A shouting competition echoed across the field at PPL Park on Wednesday night.
On the south end, their backs to the bank of the Delaware River, fans draped in dark blue bellowed out their hometown: "PHIL-A-DEL-PHIA." Minutes later, in the northeast corner, fans sporting a lighter shade of blue matched their counterparts: "LET'S GO CHEL-SEA."
It was an odd pair of foils. On one end waited the storied Chelsea Football Club, reigning UEFA Champions League victor, in its 107th year overall. And on the other side stood the fans of the Philadelphia Union, owners of a 25-33-24 record in their three years of Major League Soccer.
But on Wednesday night, the melting pot made sense. Chelsea, of the English Premier League, flew across the Atlantic to take on the MLS all-stars in a match that drew more attention than any in the three-year history of PPL Park.
It also drew more fans than any other at the Chester stadium: 19,236 saw the MLS team defeat Chelsea, 3-2, on a goal in the 91st minute by the Seattle Sounders' Eddie Johnson.
Chelsea led by 2-1 when Chris Pontius (D.C. United) tied it in the 73d minute.
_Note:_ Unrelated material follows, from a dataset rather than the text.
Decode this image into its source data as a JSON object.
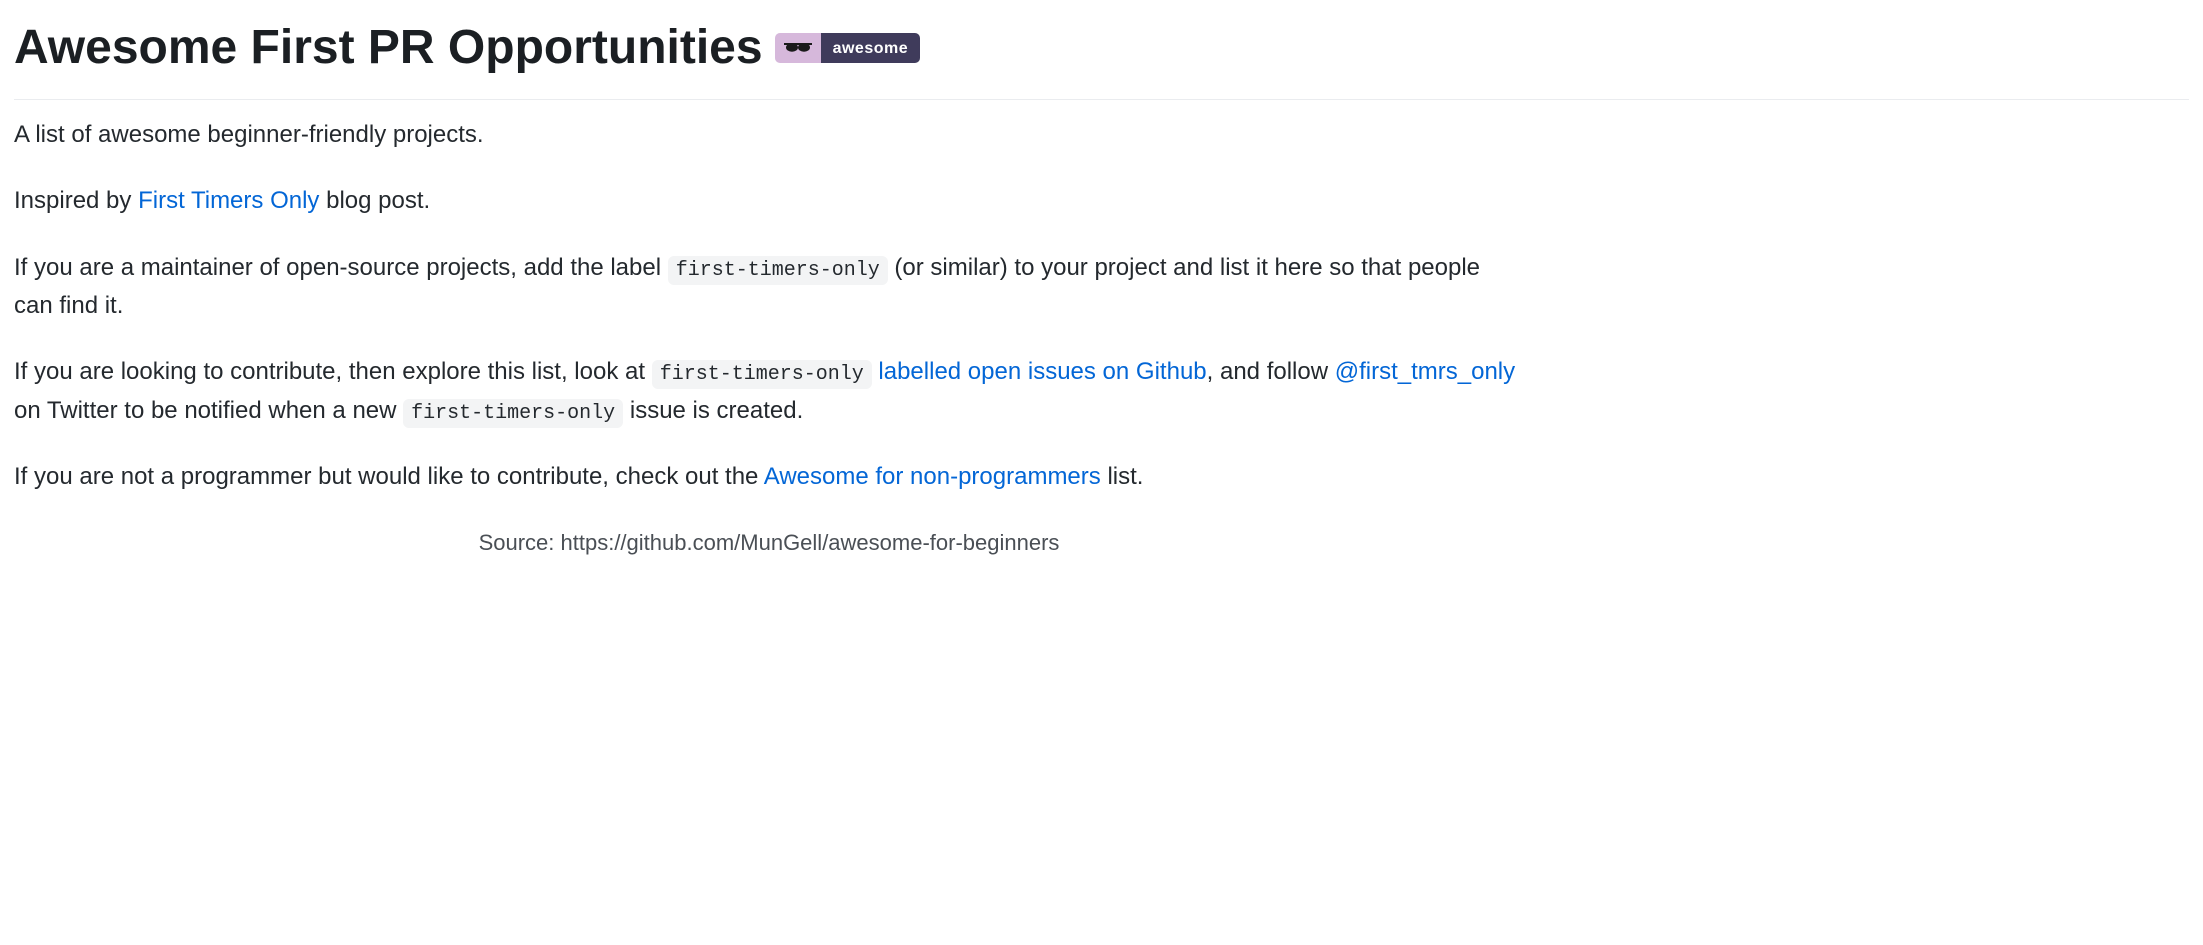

John Terry (32d minute) and Frank Lampard (58th) gave Chelsea the lead after Chris Wondolowski (San Jose Earthquakes) scored for MLS in the 21st minute.
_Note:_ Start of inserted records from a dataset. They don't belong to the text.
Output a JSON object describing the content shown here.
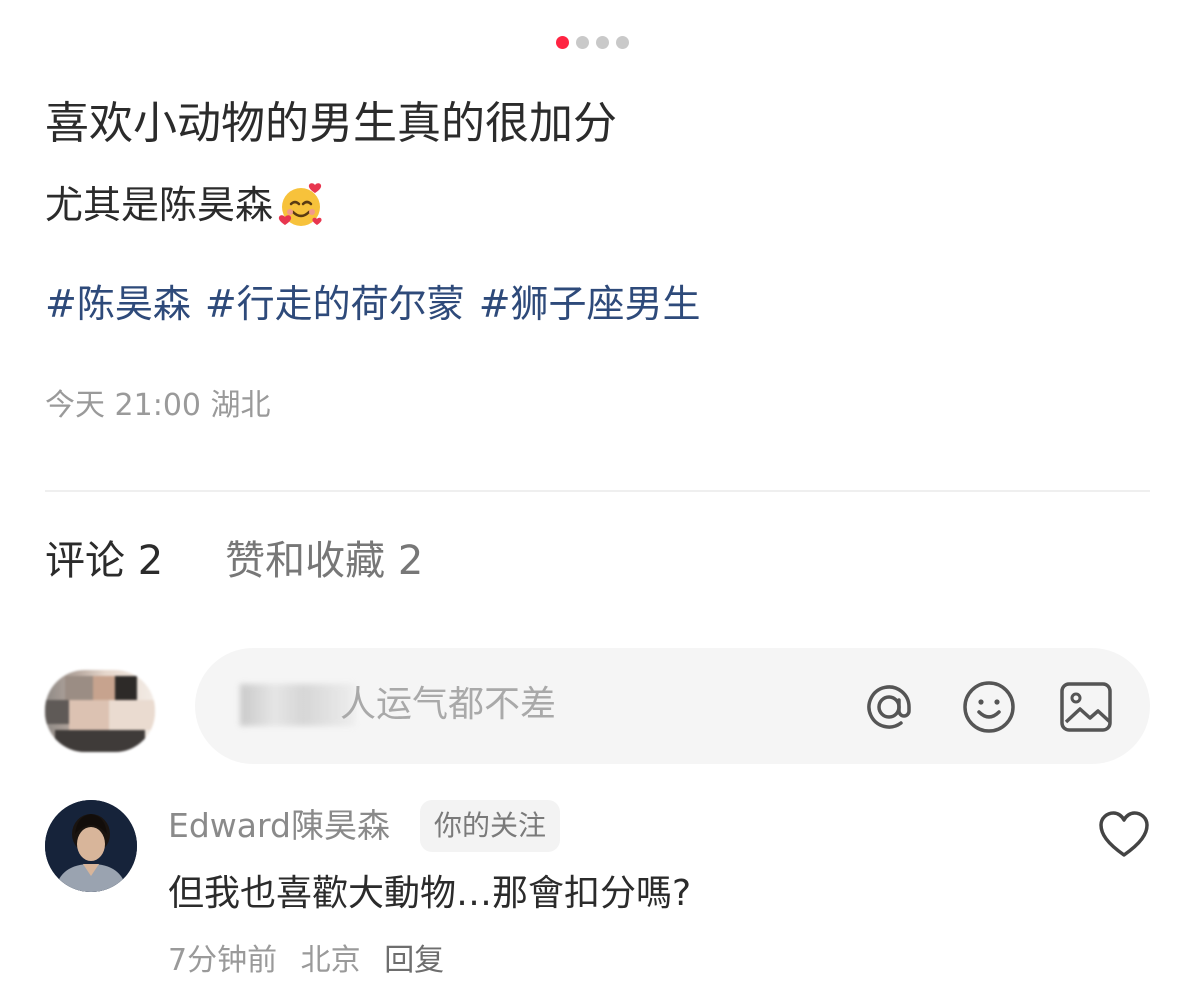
{
  "pager": {
    "count": 4,
    "active_index": 0
  },
  "post": {
    "title": "喜欢小动物的男生真的很加分",
    "subtitle": "尤其是陈昊森",
    "emoji": "smiling-face-with-hearts-icon",
    "tags": [
      "#陈昊森",
      "#行走的荷尔蒙",
      "#狮子座男生"
    ],
    "meta": "今天 21:00 湖北"
  },
  "tabs": {
    "comments": "评论 2",
    "likes": "赞和收藏 2"
  },
  "comment_input": {
    "placeholder": "人运气都不差",
    "icons": [
      "at-icon",
      "smile-icon",
      "image-icon"
    ]
  },
  "comments": [
    {
      "author": "Edward陳昊森",
      "badge": "你的关注",
      "text": "但我也喜歡大動物…那會扣分嗎?",
      "time": "7分钟前",
      "location": "北京",
      "reply_label": "回复"
    }
  ],
  "colors": {
    "accent": "#ff2442",
    "tag": "#2e4a7a",
    "text": "#2b2b2b",
    "muted": "#9a9a9a"
  }
}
Fans camped out in the parking lots across from the stadium, some kicking soccer balls, others electing more traditional American games such as bolo toss. And in the grass on the edge of the stadium's entrance, company representatives shouted for the attention of jersey-clad fans, trying desperately to pull the soccer supporters to their tents. The atmosphere felt corporate. It felt like that other brand of football.
Inside, fans watched as the all-stars took on international competition for the eighth consecutive summer. To outsiders, the matchup with Chelsea seemed as daunting as any the league's stars had faced - certainly on par with the Manchester United clubs that blanked the MLS by a combined score of 9-0 the last two years.
Chelsea fans said they traveled from University City and Kentucky and Russia. Scott Sedlacek, 40, drove from Cleveland with his girlfriend for the match. They left home at noon and arrived in the stadium's parking lot at 7:30 p.m. - about 45 minutes before the game began.
Wearing a blue jersey and red scarf, he said he has been a Chelsea fan for much of his life. In November, as a birthday present, he and a friend flew to England to watch Chelsea's match against Liverpool.
He said he would down a sugarless energy drink and drive through the night, splitting the 71/2-hour journey with his girlfriend. Back home, he works as an eye doctor. He scheduled his appointments to begin at noon on Thursday.
"I'm going to give some great exams," he said. "But this is a once-in-a-lifetime thing, to see Chelsea in America, coming off their [Champions League] wins."
But right now, Chelsea is a club in transition. On June 20, star striker Didier Drogba signed with the Shanghai Shenhua of the Chinese Super League. And at forward on Wednesday, coach Roberto Di Matteo chose to start 19-year-old Romelu Lukaku, a 6-foot-3, 207-pound Belgian built to bowl over his competition.
Of course, the Chelsea club still brought plenty of stars. Lampard's name drew claps and whistling when the P.A. announcer introduced him as a starter, and fans punctuated the announcement of Terry, the controversial defender, with a unified jeer.
But neither star elicited the response that Union defender Carlos Valdes did when he entered the game in the 36th minute. Despite the international fame accompanying the Chelsea name, the fans toasted the American side, even as it featured the Colombian Valdes, the Englishman David Beckham (L.A. Galaxy), and the Frenchman Thierry Henry (New York Red Bulls).
Inside the stadium, patriotism drenched the game. The fans on the south end drowned out those from Chelsea with drums and classic songs such as Bruce Channel's "Hey, Baby." At halftime, the stadium swayed to "God Bless America" and the Rocky theme. Then, red and white fireworks pounded the black sky, right above the Delaware, right behind the fans chanting for their hometown.